When I was first in the Ituri Forest, I Noticed there were many kinds of plantains grown in the gardens there They varied by size and shape. One version seemed to have numerous black spots on the outside. When asking what it was called, I found its name was the same as the variety without the black spots. Eventually, someone realized that I was asking the wrong question, and gave me the explanation I was unknowingly looking for: “The ones with the black spots were the ones at a certain ripening stage during a storm in which rocks made of water in the form of what you call ice cream, sort of”
That is how you say “hail damage” in a tropical country in a a shared language with limited vocabulary in that shared language for frozen things.

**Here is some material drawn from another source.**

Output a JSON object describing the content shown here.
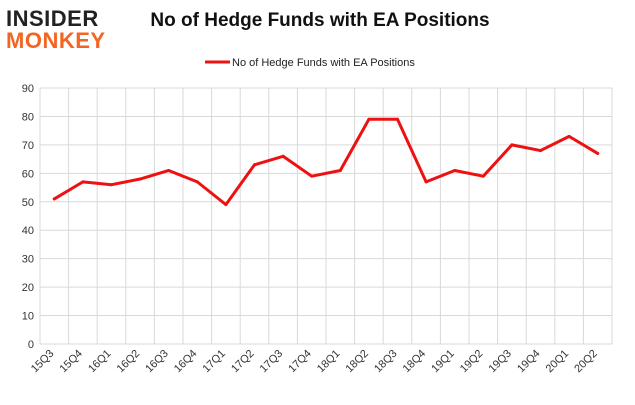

Eventually, I got to see plenty of hail in the Ituri, and of course, we have it here as well. Now and then, in fact, the hail in Minnesota gets interesting. Here is a photograph of a storm last July that affected just a hundred acres or so of landscape out near Rice, on Route 10:
That’s Julia in the picture, and speaking of Julia, she just sent me this YouTube video of a different hail storm, down in Oklahoma five days ago:
OMG indeed.
Imagine living in a non-science based society in a region where hail storms happen to be rare, and then one of these suckers comes along. It happens you’re busy writing up the holy scriptures for your society, because you happen to be the holy scribe guy. This would probably get a chapter.